Les microdistilleries du Québec ne manquent pas d’originalité. Dans Charlevoix, la famille Dufour vient de lancer un alcool élaboré avec un produit encore plus inusité : le lactosérum. Connue pour son fromage Migneron, elle est la première fromagerie québécoise à valoriser ainsi le petit-lait.

Karyne Duplessis Piché Karyne Duplessis Piché
Spécialiste en vin, collaboratrice invitée

Au pied des collines de Baie-Saint-Paul, les brebis de la famille Dufour profitent de l’été pour sortir en troupeau. Les bêtes ne se doutent pas qu’à proximité du champ, leur lait est transformé de multiples façons : en fromage, en crème glacée et, depuis peu, en alcool.

« Il faut que je donne le crédit à mon père Maurice, dit d’emblée Madeleine Dufour.
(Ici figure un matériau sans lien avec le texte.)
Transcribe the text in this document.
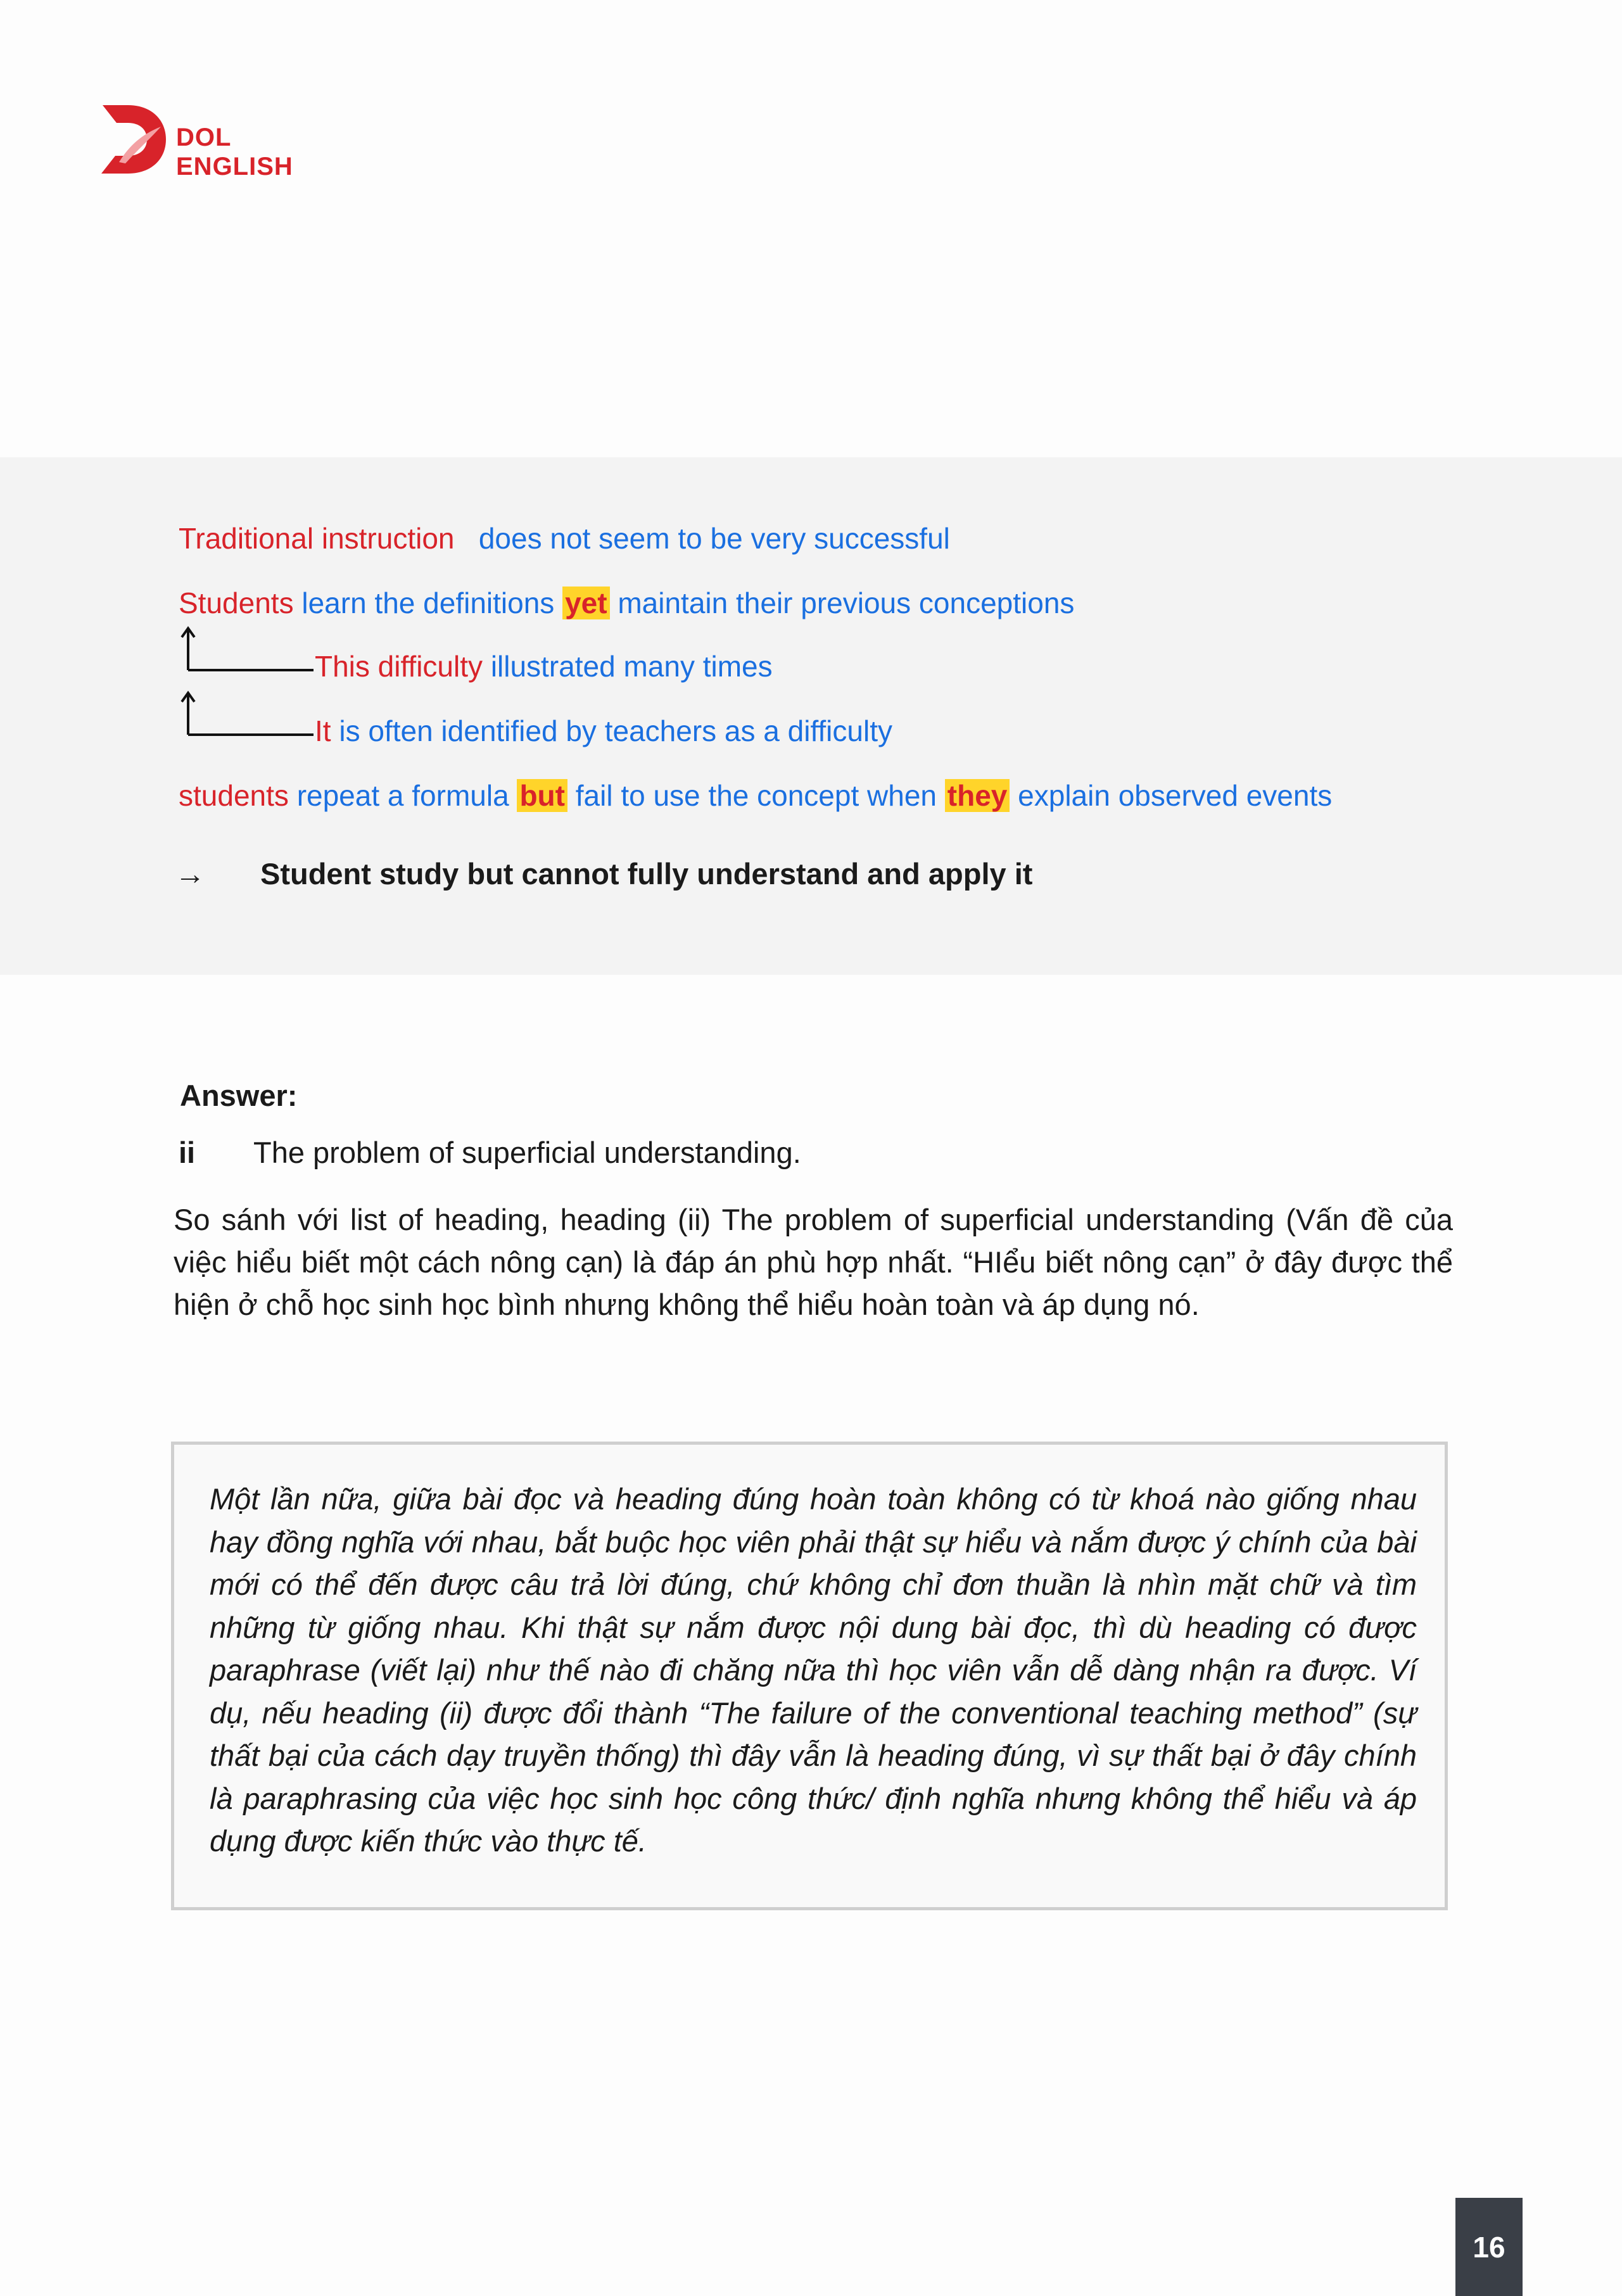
DOL
ENGLISH
Traditional instruction does not seem to be very successful
Students learn the definitions yet maintain their previous conceptions
This difficulty illustrated many times
It is often identified by teachers as a difficulty
students repeat a formula but fail to use the concept when they explain observed events
→ Student study but cannot fully understand and apply it
Answer:
ii The problem of superficial understanding.
So sánh với list of heading, heading (ii) The problem of superficial understanding (Vấn đề của việc hiểu biết một cách nông cạn) là đáp án phù hợp nhất. “HIểu biết nông cạn” ở đây được thể hiện ở chỗ học sinh học bình nhưng không thể hiểu hoàn toàn và áp dụng nó.

Một lần nữa, giữa bài đọc và heading đúng hoàn toàn không có từ khoá nào giống nhau hay đồng nghĩa với nhau, bắt buộc học viên phải thật sự hiểu và nắm được ý chính của bài mới có thể đến được câu trả lời đúng, chứ không chỉ đơn thuần là nhìn mặt chữ và tìm những từ giống nhau. Khi thật sự nắm được nội dung bài đọc, thì dù heading có được paraphrase (viết lại) như thế nào đi chăng nữa thì học viên vẫn dễ dàng nhận ra được. Ví dụ, nếu heading (ii) được đổi thành “The failure of the conventional teaching method” (sự thất bại của cách dạy truyền thống) thì đây vẫn là heading đúng, vì sự thất bại ở đây chính là paraphrasing của việc học sinh học công thức/ định nghĩa nhưng không thể hiểu và áp dụng được kiến thức vào thực tế.

16
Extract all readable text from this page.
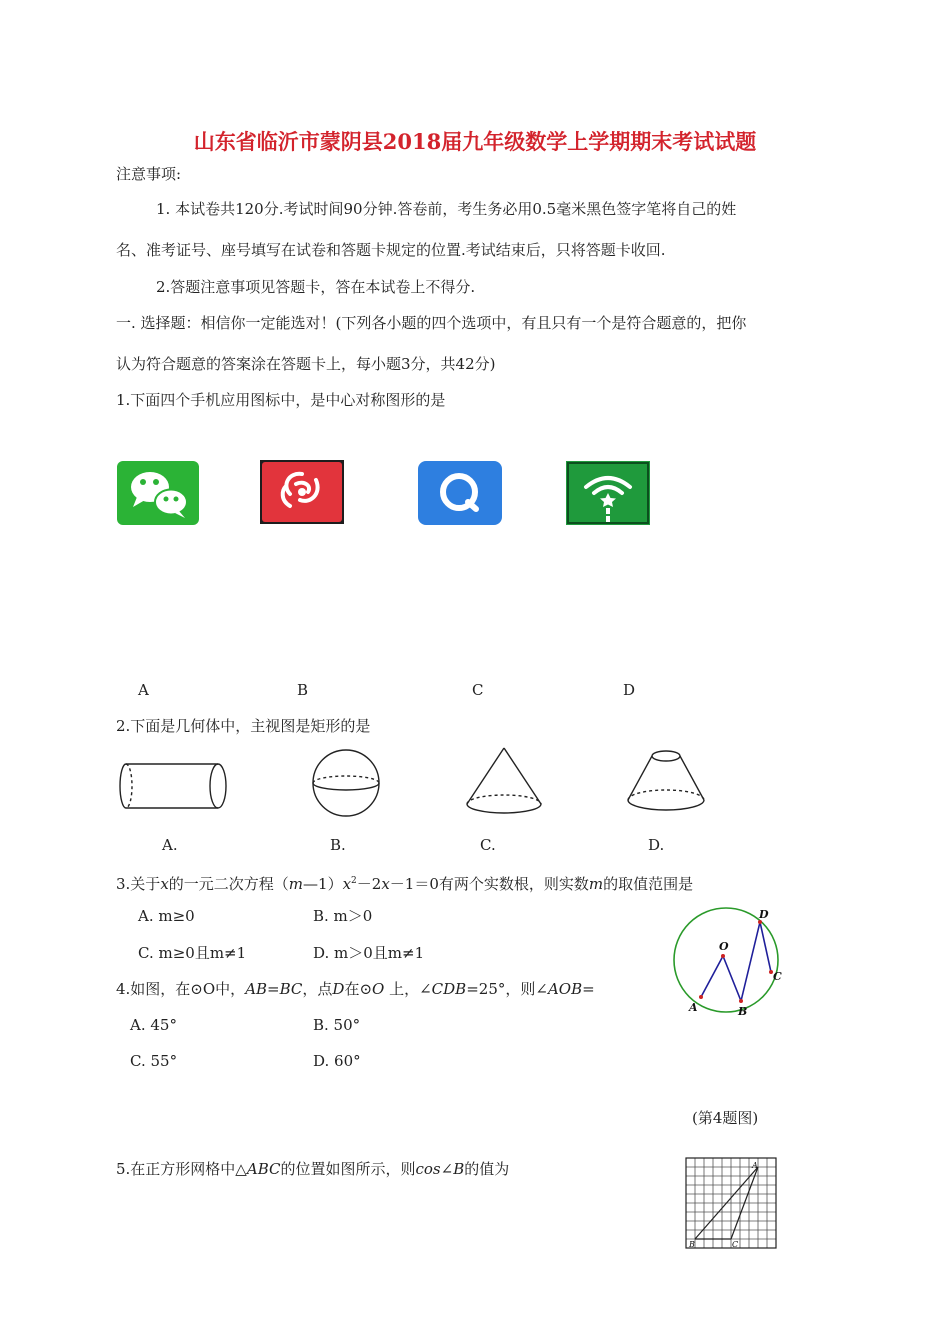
山东省临沂市蒙阴县2018届九年级数学上学期期末考试试题
注意事项:
1. 本试卷共120分.考试时间90分钟.答卷前，考生务必用0.5毫米黑色签字笔将自己的姓
名、准考证号、座号填写在试卷和答题卡规定的位置.考试结束后，只将答题卡收回.
2.答题注意事项见答题卡，答在本试卷上不得分.
一. 选择题：相信你一定能选对！(下列各小题的四个选项中，有且只有一个是符合题意的，把你
认为符合题意的答案涂在答题卡上，每小题3分，共42分)
1.下面四个手机应用图标中，是中心对称图形的是
A	B	C	D
2.下面是几何体中，主视图是矩形的是
A.	B.	C.	D.
3.关于x的一元二次方程$(m—1)x^2-2x-1=0$有两个实数根，则实数m的取值范围是
A. m≥0	B. m＞0
C. m≥0且m≠1	D. m＞0且m≠1
4.如图，在⊙O中，AB=BC，点D在⊙O 上，∠CDB=25°，则∠AOB=
A. 45°	B. 50°
C. 55°	D. 60°
O
A	B
C
D
(第4题图)
5.在正方形网格中△ABC的位置如图所示，则cos∠B的值为	A
B	C
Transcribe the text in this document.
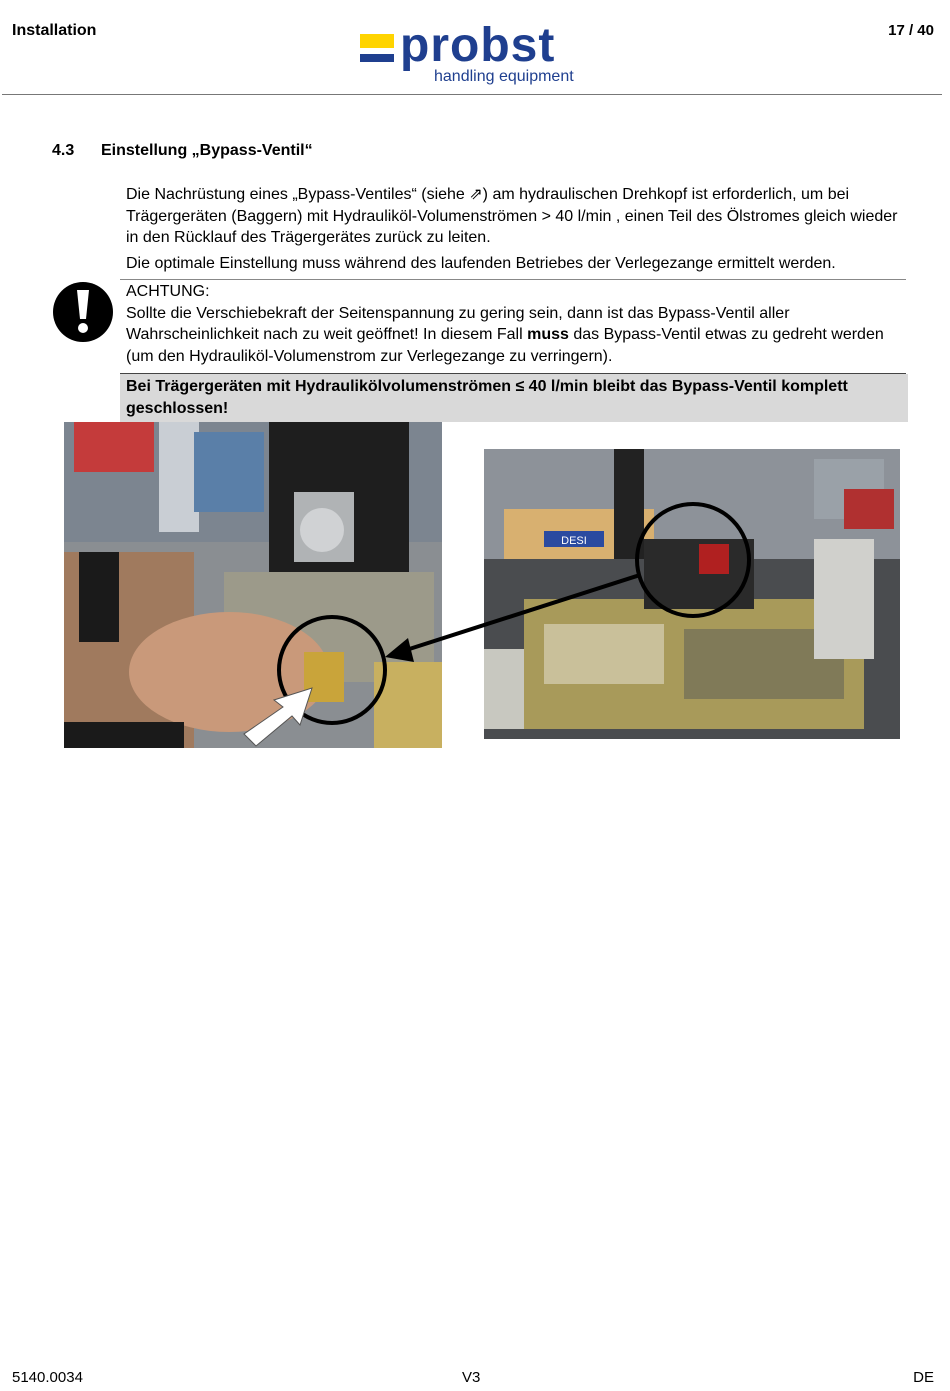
Installation	probst
handling equipment
17 / 40
4.3 Einstellung „Bypass-Ventil“
Die Nachrüstung eines „Bypass-Ventiles“ (siehe ⇗) am hydraulischen Drehkopf ist erforderlich, um bei Trägergeräten (Baggern) mit Hydrauliköl-Volumenströmen > 40 l/min , einen Teil des Ölstromes gleich wieder in den Rücklauf des Trägergerätes zurück zu leiten.
Die optimale Einstellung muss während des laufenden Betriebes der Verlegezange ermittelt werden.
ACHTUNG:
Sollte die Verschiebekraft der Seitenspannung zu gering sein, dann ist das Bypass-Ventil aller Wahrscheinlichkeit nach zu weit geöffnet! In diesem Fall muss das Bypass-Ventil etwas zu gedreht werden (um den Hydrauliköl-Volumenstrom zur Verlegezange zu verringern).
Bei Trägergeräten mit Hydraulikölvolumenströmen ≤ 40 l/min bleibt das Bypass-Ventil komplett geschlossen!
DESI
5140.0034	V3	DE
Il a eu cette idée il y a 15 ans. Comme toutes les fromageries, on doit se débarrasser de manière propre du petit-lait après la production de fromage. On cherchait à le faire de manière novatrice. »

Chez les Dufour, ce liquide résiduel s’accumule par milliers de litres. Légèrement sucré, le petit-lait est souvent utilisé pour nourrir des animaux. La Famille Migneron de Charlevoix, l’entreprise familiale, a toutefois trouvé le moyen de rendre ce résidu de la production de fromage plus rentable : le transformer en alcool.

Sur la bouteille, l’étiquette affiche l’échelle de production : il faut une vache ou neuf brebis pour produire 25 L de lait. Ce volume est nécessaire pour fabriquer une meule de fromage et engendre 18 L de lactosérum. Cette quantité de petit-lait permet de produire une bouteille de 750 ml d’eau-de-vie.

Presque neutre

Le liquide incolore et fluide ressemble à première vue à la vodka. Ses odeurs lactées et herbacées démarquent cependant le produit.

« Pour ma part, le côté végétal me fait penser à la tequila, analyse Madeleine Dufour, responsable de la distillation. Même si ça ne provient pas d’une plante. »

Il a fallu deux années de recherche et d’essais avant que les premières bouteilles d’eau-de-vie de petit-lait arrivent à la SAQ. La jeune femme élaborait déjà du gin avec le marc de raisin du vignoble familial, mais la distillation du petit-lait s’est avérée plus complexe et peu documentée.

PHOTO FOURNIE PAR LA SAQ

Charlevoyou Eau-de-Vie de Petit Lait, 48 $, 14409915

Ailleurs dans le monde, quelques rares entreprises distillent le lactosérum. C’est le cas de Black Cow en Angleterre, de Gimet en France et de Vermont Spirits aux États-Unis. Elles présentent toutes leur boisson comme de la vodka.

Au restaurant Les Faux Bergers, adossé à la Maison d’Affinage des Dufour, l’eau-de-vie de petit-lait est servie sur glace ou en cocktail.

« On joue sur les saveurs lactées qu’on n’a pas dans les autres alcools, ajoute Madeleine Dufour. On le mélange avec du blanc d’œuf ou de la crème. »

De nouveaux arômes viendront bientôt s’ajouter dans le shaker, car Mme Dufour travaille sur un nouveau produit pour mettre en valeur le lactosérum : un gin de petit-lait. Cet alcool devrait être mis en vente dans les prochains mois.

Charlevoyou Eau-de-Vie de Petit Lait, 48 $, 14409915.